Kudengar Kang Sugi hanya tertawa kecil tidak menjawab pertanyaan Ibuku. Setelah itu, aku yang awalnya rebahan di kasur segera bangun, Kang Sugi datang mengetuk pintu kamarku.

"Dhil." Panggilnya sambil mengetuk pintu.

"Masuk, Kang." Jawabku.

Kang Sugi lalu masuk, duduk di kursi dekat meja belajar. Dia berdandan lumayan necis. Pakai kaos dan celana jeans. Kalau pagi boleh pakai baju rombeng untuk ke sawah, tapi kalau sore dia jalan-jalan dandanannya gaul naik motor Honda CBR.

"Lama Dhil di rumah?" Itu kalimat yang keluar dari mulutnya. Aku merasa aneh dengan basa basi itu. Dia sudah tahu kalau aku di rumah hanya tiga hari, Jumat Sabtu Minggu.

"Besok sudah balik ke Malang. Ada apa?"

"Enggak pengen tanya aja. Gimana kuliahnya?"

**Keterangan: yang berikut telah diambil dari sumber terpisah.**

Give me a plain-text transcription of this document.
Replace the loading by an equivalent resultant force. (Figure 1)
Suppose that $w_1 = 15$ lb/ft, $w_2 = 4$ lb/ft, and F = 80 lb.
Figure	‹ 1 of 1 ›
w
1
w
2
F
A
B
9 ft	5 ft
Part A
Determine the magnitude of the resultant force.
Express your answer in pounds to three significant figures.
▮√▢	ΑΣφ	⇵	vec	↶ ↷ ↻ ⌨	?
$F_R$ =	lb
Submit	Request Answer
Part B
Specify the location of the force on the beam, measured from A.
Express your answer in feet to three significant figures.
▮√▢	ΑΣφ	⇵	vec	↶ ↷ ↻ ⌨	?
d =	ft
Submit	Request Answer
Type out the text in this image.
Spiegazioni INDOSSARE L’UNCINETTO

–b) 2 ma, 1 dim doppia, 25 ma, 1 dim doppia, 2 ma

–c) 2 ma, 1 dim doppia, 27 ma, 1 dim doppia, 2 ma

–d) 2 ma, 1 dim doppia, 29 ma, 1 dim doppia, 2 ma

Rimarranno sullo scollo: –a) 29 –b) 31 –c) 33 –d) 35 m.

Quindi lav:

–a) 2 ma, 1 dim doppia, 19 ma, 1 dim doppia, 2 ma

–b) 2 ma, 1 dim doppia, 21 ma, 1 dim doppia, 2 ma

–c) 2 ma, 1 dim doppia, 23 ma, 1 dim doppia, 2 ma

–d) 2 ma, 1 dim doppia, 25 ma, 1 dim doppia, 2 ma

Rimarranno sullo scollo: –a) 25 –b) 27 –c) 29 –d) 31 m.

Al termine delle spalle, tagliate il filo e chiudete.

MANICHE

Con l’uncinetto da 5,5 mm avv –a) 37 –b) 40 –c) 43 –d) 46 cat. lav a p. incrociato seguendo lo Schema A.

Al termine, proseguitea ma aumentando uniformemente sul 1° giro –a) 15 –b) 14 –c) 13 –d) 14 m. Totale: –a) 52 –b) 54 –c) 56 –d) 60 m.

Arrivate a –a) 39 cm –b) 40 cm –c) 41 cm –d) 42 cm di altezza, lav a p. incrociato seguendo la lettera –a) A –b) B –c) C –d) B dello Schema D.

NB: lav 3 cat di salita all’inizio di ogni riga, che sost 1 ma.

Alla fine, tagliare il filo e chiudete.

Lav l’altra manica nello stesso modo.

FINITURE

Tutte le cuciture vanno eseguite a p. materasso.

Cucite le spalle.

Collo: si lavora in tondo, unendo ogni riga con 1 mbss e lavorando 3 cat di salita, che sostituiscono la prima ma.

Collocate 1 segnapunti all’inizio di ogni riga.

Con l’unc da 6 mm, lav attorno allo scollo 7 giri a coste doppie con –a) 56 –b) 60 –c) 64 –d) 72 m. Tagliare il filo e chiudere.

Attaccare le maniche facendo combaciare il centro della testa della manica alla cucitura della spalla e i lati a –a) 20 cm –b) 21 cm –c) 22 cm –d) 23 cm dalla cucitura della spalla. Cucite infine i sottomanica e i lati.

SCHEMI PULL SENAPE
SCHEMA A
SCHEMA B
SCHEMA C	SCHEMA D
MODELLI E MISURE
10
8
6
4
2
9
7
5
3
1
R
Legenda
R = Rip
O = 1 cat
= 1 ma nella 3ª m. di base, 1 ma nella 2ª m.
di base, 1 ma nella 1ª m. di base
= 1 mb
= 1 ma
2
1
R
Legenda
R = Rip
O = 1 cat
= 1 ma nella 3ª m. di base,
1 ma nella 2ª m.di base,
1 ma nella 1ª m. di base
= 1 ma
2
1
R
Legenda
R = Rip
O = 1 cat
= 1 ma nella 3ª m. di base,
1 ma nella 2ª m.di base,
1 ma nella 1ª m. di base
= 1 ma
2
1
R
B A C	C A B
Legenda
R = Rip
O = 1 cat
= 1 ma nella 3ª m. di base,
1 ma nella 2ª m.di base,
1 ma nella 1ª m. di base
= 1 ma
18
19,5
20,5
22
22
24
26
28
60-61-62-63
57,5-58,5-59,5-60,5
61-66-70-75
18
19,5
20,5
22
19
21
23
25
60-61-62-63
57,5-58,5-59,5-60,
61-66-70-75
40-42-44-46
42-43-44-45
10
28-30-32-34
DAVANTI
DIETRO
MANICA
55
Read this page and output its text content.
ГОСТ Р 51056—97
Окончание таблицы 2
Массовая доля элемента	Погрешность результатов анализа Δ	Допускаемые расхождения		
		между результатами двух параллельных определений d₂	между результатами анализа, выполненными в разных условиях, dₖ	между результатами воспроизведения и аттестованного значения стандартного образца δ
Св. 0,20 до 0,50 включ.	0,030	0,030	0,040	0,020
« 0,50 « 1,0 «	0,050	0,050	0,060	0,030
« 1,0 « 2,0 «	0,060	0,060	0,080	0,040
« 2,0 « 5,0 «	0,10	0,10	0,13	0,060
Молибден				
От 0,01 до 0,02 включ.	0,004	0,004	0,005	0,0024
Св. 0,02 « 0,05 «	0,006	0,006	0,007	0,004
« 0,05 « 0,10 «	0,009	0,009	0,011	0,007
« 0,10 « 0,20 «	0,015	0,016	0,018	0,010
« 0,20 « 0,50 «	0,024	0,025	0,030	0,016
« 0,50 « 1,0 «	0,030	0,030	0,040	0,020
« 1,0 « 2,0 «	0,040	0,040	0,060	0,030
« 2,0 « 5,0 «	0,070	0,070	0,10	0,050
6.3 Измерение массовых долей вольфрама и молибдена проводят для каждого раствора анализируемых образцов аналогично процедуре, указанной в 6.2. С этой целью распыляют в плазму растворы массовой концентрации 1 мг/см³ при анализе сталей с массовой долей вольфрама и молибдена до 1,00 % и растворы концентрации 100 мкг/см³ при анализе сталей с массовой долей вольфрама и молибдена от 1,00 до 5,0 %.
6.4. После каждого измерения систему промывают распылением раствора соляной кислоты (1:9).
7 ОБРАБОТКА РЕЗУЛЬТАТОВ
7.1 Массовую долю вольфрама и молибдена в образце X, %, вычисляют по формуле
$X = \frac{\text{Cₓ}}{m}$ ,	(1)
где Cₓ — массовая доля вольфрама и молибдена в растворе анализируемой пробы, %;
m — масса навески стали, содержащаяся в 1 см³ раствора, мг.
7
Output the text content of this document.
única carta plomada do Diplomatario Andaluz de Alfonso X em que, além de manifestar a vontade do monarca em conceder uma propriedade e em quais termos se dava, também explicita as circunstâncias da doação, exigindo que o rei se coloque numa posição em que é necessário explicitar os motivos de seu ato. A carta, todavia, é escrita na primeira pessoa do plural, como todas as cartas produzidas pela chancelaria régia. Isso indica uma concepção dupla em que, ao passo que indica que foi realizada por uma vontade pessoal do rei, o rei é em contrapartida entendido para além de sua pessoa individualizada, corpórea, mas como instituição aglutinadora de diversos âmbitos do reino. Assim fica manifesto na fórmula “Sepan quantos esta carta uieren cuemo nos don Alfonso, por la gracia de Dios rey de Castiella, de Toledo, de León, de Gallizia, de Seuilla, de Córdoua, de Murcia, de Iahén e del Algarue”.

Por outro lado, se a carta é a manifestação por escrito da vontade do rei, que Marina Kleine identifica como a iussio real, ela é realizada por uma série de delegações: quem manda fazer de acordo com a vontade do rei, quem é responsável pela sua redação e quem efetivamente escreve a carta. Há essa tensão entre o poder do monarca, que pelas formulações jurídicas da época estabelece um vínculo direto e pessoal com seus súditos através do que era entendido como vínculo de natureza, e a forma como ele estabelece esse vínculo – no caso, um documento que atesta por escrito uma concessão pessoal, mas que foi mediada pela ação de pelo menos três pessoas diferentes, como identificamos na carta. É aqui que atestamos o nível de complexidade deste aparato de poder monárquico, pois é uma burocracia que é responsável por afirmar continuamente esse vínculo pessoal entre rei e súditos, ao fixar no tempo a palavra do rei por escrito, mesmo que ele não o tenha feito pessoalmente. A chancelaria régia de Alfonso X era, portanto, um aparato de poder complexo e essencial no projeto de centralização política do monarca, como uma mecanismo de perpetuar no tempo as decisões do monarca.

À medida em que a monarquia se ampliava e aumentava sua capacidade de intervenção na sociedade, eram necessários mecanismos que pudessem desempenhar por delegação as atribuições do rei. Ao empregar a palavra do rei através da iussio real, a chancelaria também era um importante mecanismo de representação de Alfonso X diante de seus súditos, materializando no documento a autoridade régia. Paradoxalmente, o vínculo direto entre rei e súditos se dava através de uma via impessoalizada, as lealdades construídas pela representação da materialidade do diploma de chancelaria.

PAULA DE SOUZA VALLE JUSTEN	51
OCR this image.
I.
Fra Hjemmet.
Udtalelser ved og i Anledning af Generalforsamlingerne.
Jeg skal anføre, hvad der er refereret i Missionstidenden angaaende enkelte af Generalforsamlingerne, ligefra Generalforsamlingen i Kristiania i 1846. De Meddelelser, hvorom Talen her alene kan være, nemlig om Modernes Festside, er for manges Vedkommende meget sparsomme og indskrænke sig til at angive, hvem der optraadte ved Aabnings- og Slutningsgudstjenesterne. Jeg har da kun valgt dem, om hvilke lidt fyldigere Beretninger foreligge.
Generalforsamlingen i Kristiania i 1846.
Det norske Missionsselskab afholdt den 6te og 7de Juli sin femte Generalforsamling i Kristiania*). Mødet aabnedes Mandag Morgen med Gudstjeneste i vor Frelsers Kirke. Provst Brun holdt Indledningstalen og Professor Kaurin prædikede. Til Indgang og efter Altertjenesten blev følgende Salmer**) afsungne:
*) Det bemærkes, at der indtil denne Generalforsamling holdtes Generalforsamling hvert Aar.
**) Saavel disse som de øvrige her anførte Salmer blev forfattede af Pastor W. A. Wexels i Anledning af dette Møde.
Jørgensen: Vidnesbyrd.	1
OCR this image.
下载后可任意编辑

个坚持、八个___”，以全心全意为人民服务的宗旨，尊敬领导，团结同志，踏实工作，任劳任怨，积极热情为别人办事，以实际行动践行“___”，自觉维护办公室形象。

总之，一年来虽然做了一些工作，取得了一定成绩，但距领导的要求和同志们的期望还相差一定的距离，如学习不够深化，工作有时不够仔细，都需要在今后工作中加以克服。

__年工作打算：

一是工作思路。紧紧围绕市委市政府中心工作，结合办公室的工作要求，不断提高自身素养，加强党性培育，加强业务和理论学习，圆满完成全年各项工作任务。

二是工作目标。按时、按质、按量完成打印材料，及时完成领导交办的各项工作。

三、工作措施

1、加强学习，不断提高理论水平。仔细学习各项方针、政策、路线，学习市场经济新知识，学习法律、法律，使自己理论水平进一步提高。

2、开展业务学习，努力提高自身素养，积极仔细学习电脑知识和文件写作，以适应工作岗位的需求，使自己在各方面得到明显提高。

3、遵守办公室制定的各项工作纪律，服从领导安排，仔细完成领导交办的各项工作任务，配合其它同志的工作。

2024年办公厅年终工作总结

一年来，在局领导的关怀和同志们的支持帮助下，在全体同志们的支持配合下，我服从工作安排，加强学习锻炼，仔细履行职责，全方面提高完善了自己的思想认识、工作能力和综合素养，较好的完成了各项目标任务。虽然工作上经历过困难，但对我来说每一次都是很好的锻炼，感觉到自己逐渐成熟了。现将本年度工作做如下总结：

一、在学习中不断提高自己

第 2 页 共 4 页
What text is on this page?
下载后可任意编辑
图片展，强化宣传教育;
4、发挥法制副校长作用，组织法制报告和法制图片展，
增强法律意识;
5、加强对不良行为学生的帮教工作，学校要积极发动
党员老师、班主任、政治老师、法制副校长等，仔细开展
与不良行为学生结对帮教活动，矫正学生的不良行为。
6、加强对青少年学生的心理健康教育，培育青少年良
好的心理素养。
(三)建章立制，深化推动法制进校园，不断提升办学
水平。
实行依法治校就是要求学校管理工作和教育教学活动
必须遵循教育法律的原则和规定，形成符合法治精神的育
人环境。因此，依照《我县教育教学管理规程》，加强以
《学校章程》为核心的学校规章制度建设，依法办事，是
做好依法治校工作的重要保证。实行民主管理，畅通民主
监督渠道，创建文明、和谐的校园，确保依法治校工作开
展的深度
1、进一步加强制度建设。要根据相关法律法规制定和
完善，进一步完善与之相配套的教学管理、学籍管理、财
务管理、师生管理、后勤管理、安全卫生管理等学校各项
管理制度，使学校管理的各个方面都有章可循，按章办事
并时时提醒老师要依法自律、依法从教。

Pertanyaan selanjutnya membuatku tertawa kecil. Ada apa dengan kakanganku itu, dia tidak biasanya seperti ini.

"Lancar, Kang. Kenapa kah tanya begitu? Mau nyangoni to?" Kataku sambil terkekeh.

"Alhamdulillah, Kakang ikut senang."

Dan anehnya, dia tak terseret dengan bercandaan ku, dia tetap serius.

"Kamu kira-kira lulusnya kapan?"

"Emmm tahun depan kalau tepat waktu. Doakan ya." Akhirnya aku ikut saja alur seriusnya. Tapi setelah itu dia hanya diam, mungkin mengatur kata-kata. Aku benar-benar merasa ada yang dia sembunyikan.

"Dhil, kamu masih temenan dengan Ayuk?"

"Ayuk?"

"Iya, Sri Rahayu anak Pak Lurah."

"Masih, Kang. Ada apa?"

"Dia sudah punya pacar belum?"

"Setau Dhila sih belum, Ndak tahu lagi kalau memang diam-diam punya pacar."

Akhirnya aku tahu inti dari kedatangan Kabg Sugi yang tidak biasa di kamarku. Makanya tumben sekali dia sengaja niat mencariku, apalagi dengan acara basa-basi terlebih dahulu. Oh jadi dia ingin menanyakan Sri Rahayu, temanku.

"Ada apa Kang kok nanyain Ayuk? Kakang ngesir dia?"

Kang Sugi hanya senyam senyum plingkar plingkur. Sejak itulah aku tahu jawabannya. Kakanganku menyukai teman sekelas ku waktu SD dulu. Dan sejak saat itu juga, ia sering sekali mencariku ketika aku pulang kampung. Ya, hanya untuk menanyakan dan mencari kabar tentang Sri Rahayu.